Divide and Conquer: Provably Unveiling the Pareto Front with Multi-Objective Reinforcement Learning
This work addresses the problem of efficiently finding optimal trade-offs in multi-objective reinforcement learning for researchers and practitioners, though it is incremental as it builds on existing decomposition approaches with new guarantees.
The paper tackles the challenge of obtaining a Pareto front of policies in multi-objective reinforcement learning by introducing Iterated Pareto Referent Optimisation (IPRO), which decomposes the problem into constrained single-objective subproblems and guarantees convergence with an upper bound on distance to undiscovered solutions, matching or outperforming existing methods in hypervolume and utility-based metrics.

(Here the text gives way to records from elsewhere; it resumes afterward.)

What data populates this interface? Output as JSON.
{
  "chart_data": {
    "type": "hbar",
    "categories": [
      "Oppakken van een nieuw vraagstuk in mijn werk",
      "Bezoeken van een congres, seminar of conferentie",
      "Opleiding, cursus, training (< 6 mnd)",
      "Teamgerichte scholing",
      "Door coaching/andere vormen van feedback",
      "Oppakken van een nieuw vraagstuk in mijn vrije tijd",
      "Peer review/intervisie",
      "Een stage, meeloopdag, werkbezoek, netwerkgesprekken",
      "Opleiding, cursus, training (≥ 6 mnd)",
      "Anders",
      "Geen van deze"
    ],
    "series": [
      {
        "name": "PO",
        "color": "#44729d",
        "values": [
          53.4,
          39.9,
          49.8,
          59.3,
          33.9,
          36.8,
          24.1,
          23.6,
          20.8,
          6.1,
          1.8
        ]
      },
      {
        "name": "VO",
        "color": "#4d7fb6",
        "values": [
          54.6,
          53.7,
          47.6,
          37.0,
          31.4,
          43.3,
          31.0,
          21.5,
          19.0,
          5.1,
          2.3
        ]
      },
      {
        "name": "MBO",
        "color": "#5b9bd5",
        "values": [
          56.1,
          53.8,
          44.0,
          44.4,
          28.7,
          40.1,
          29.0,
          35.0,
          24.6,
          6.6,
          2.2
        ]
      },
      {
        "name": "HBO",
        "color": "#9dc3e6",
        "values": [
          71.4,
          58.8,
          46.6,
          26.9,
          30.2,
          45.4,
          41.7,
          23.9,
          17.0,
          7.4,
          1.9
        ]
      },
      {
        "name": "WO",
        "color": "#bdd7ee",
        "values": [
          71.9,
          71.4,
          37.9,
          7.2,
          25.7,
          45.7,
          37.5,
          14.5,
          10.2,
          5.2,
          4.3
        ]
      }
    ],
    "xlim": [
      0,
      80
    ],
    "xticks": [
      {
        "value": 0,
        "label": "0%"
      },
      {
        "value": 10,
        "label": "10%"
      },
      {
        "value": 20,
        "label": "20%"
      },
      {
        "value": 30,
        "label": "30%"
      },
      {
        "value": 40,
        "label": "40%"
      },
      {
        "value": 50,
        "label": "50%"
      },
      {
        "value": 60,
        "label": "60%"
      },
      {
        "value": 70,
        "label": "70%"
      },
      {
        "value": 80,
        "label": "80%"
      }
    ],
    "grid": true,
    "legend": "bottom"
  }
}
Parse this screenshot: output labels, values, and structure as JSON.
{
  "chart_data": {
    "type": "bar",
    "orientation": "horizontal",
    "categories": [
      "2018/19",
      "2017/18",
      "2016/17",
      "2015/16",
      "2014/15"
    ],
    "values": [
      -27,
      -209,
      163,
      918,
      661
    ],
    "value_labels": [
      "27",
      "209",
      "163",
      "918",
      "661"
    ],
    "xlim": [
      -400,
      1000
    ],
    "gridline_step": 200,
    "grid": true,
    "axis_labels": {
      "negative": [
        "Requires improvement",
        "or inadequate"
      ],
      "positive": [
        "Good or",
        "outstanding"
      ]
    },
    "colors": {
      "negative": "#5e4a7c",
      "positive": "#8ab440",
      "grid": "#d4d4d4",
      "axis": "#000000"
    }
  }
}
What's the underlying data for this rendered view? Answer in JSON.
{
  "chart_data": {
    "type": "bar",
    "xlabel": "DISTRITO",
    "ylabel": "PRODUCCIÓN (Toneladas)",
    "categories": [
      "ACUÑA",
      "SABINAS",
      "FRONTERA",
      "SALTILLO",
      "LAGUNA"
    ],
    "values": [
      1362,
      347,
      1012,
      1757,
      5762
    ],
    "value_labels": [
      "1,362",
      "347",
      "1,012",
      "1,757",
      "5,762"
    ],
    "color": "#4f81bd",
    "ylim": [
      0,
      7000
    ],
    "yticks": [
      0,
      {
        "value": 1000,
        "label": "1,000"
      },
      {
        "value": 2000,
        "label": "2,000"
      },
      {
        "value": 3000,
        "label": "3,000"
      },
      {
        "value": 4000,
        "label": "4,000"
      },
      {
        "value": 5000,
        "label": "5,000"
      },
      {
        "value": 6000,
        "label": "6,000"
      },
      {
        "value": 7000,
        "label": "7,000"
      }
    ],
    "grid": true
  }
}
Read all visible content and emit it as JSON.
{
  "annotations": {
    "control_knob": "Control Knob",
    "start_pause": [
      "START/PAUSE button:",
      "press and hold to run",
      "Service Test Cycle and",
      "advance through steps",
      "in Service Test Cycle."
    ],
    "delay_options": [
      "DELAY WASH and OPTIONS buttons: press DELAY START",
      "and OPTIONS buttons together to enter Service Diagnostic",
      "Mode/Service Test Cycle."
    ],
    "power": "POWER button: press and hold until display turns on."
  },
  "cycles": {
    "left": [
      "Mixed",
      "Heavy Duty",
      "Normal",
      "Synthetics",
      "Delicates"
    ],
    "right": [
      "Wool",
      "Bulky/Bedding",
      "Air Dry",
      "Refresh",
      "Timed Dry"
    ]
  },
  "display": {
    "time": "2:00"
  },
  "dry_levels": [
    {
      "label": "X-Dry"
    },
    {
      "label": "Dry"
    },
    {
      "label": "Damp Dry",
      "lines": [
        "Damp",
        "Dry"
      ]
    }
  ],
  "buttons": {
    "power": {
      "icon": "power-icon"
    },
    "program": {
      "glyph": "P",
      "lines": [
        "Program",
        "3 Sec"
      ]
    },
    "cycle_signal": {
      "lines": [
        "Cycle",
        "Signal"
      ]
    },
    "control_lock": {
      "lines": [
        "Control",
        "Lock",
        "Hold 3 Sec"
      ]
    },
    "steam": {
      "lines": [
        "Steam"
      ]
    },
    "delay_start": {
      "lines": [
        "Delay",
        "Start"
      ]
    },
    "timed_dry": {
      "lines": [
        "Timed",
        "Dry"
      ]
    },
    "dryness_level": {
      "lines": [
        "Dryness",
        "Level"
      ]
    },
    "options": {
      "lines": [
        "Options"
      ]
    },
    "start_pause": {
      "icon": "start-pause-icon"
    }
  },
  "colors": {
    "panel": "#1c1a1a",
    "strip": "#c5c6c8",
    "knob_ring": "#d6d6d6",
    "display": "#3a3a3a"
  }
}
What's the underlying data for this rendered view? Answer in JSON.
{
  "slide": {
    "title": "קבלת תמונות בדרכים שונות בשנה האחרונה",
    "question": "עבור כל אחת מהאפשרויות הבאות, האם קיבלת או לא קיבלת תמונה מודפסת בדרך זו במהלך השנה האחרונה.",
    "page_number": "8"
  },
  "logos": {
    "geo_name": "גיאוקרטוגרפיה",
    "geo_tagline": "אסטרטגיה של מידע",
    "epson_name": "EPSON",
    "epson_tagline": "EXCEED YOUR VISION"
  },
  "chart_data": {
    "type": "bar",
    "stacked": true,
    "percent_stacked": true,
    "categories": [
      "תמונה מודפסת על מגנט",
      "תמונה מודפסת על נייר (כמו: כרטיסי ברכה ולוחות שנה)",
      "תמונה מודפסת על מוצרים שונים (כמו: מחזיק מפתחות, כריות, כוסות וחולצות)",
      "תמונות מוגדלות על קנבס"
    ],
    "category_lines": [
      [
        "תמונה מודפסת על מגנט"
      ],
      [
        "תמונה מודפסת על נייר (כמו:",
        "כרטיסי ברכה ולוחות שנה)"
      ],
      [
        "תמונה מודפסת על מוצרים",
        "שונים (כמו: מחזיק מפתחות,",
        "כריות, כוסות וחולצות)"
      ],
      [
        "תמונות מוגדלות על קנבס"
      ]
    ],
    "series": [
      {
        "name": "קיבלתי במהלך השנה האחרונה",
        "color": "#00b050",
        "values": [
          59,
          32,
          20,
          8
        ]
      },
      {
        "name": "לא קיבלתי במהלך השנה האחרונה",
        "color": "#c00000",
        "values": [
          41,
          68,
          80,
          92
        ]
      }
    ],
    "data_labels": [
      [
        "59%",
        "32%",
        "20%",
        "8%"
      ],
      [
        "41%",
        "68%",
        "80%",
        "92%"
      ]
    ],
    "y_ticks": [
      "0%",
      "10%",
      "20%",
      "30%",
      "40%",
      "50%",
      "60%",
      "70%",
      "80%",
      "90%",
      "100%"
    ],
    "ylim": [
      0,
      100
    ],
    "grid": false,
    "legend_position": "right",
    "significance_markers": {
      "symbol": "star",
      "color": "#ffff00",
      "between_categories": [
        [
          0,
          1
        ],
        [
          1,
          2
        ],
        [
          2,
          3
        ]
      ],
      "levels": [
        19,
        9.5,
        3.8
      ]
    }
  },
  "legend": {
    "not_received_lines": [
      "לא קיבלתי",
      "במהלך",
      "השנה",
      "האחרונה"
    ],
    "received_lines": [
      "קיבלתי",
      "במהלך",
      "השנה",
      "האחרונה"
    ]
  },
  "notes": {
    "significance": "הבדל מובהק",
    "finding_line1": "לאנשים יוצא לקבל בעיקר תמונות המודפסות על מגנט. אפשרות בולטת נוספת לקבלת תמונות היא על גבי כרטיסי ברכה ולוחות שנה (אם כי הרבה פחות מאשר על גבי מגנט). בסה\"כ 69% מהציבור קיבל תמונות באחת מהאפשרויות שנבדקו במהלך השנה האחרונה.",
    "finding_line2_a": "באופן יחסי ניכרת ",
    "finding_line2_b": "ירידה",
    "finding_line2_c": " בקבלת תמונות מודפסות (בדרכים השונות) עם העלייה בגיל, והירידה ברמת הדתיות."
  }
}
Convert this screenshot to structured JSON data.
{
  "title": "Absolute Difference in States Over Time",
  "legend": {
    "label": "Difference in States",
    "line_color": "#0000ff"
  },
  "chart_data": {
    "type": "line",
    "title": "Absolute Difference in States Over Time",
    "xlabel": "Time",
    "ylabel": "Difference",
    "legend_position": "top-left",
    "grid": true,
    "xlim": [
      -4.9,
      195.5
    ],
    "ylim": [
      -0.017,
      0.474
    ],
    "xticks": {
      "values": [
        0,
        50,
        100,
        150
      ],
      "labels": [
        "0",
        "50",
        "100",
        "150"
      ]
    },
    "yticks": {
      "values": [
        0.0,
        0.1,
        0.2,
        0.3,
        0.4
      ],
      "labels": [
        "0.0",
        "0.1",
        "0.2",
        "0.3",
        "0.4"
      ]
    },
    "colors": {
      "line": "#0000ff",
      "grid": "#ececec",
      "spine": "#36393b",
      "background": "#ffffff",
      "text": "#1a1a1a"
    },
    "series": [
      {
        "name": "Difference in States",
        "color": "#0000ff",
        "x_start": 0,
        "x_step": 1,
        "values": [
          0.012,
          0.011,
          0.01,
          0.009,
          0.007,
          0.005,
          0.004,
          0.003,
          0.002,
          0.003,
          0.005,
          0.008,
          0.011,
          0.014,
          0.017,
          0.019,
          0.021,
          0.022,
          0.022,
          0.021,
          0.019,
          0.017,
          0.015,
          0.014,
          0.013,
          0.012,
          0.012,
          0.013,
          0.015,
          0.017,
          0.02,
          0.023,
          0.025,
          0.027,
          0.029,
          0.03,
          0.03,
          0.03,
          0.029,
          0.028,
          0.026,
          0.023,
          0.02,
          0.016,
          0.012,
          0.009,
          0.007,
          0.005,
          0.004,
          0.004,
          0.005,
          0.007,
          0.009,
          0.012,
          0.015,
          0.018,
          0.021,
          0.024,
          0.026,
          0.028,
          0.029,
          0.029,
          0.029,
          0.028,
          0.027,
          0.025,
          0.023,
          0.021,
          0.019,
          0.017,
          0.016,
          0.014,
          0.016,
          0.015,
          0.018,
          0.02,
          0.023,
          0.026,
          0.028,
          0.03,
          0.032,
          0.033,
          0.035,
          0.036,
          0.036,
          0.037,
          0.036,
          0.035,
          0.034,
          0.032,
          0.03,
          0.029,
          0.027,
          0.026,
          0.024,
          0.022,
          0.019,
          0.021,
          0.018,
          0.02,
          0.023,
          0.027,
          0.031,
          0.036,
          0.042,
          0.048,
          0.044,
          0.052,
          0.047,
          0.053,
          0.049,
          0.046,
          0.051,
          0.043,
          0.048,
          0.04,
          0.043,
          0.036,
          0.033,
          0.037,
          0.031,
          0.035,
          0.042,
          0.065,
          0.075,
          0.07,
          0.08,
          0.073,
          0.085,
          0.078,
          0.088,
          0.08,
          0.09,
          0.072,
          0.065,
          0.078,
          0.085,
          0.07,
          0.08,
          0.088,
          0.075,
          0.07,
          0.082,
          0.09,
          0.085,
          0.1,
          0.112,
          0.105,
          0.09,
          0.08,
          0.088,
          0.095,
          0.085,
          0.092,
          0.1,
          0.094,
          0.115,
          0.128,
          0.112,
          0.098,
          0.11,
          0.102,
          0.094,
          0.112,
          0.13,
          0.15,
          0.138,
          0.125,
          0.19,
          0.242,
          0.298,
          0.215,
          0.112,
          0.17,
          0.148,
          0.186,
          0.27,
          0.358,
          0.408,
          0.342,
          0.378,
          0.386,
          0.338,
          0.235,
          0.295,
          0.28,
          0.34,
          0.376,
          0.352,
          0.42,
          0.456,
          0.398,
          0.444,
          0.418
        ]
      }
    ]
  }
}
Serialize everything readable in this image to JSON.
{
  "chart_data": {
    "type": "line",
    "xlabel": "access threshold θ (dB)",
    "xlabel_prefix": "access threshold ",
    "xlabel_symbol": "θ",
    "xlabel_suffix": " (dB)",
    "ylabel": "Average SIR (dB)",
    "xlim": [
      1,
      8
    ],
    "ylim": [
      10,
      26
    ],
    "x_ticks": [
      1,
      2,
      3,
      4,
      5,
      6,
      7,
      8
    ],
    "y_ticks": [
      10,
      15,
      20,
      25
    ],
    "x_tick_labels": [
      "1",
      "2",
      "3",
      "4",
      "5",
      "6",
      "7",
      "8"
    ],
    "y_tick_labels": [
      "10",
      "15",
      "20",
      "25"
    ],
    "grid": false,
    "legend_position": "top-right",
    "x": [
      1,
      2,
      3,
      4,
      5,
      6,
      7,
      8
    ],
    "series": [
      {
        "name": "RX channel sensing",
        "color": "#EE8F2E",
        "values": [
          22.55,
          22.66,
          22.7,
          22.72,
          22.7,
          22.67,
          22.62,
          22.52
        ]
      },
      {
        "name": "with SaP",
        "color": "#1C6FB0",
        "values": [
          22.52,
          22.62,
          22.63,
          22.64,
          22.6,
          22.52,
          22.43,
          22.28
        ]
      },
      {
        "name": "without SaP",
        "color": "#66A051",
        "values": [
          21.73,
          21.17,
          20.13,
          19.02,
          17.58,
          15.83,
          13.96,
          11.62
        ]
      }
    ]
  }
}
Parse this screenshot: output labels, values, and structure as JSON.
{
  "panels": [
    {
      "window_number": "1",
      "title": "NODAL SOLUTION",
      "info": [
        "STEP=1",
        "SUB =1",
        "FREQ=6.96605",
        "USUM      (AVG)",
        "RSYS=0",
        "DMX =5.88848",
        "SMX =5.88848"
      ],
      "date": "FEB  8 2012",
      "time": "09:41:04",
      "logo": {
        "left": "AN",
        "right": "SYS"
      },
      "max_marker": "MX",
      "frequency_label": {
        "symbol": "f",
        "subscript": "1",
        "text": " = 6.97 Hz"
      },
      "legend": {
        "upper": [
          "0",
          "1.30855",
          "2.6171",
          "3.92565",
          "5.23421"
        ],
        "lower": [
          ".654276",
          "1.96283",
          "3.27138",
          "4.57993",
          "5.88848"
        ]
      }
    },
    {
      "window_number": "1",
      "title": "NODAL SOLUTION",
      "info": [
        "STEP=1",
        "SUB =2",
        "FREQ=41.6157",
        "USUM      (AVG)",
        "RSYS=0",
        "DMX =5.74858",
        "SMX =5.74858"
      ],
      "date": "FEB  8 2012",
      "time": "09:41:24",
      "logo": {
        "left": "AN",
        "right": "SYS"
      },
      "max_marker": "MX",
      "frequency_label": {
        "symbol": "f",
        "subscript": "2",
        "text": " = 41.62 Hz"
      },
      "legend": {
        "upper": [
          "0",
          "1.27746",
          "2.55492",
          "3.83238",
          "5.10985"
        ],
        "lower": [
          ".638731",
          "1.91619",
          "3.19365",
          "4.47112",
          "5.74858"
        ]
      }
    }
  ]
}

An important challenge in multi-objective reinforcement learning is obtaining a Pareto front of policies to attain optimal performance under different preferences. We introduce Iterated Pareto Referent Optimisation (IPRO), which decomposes finding the Pareto front into a sequence of constrained single-objective problems. This enables us to guarantee convergence while providing an upper bound on the distance to undiscovered Pareto optimal solutions at each step. We evaluate IPRO using utility-based metrics and its hypervolume and find that it matches or outperforms methods that require additional assumptions. By leveraging problem-specific single-objective solvers, our approach also holds promise for applications beyond multi-objective reinforcement learning, such as planning and pathfinding.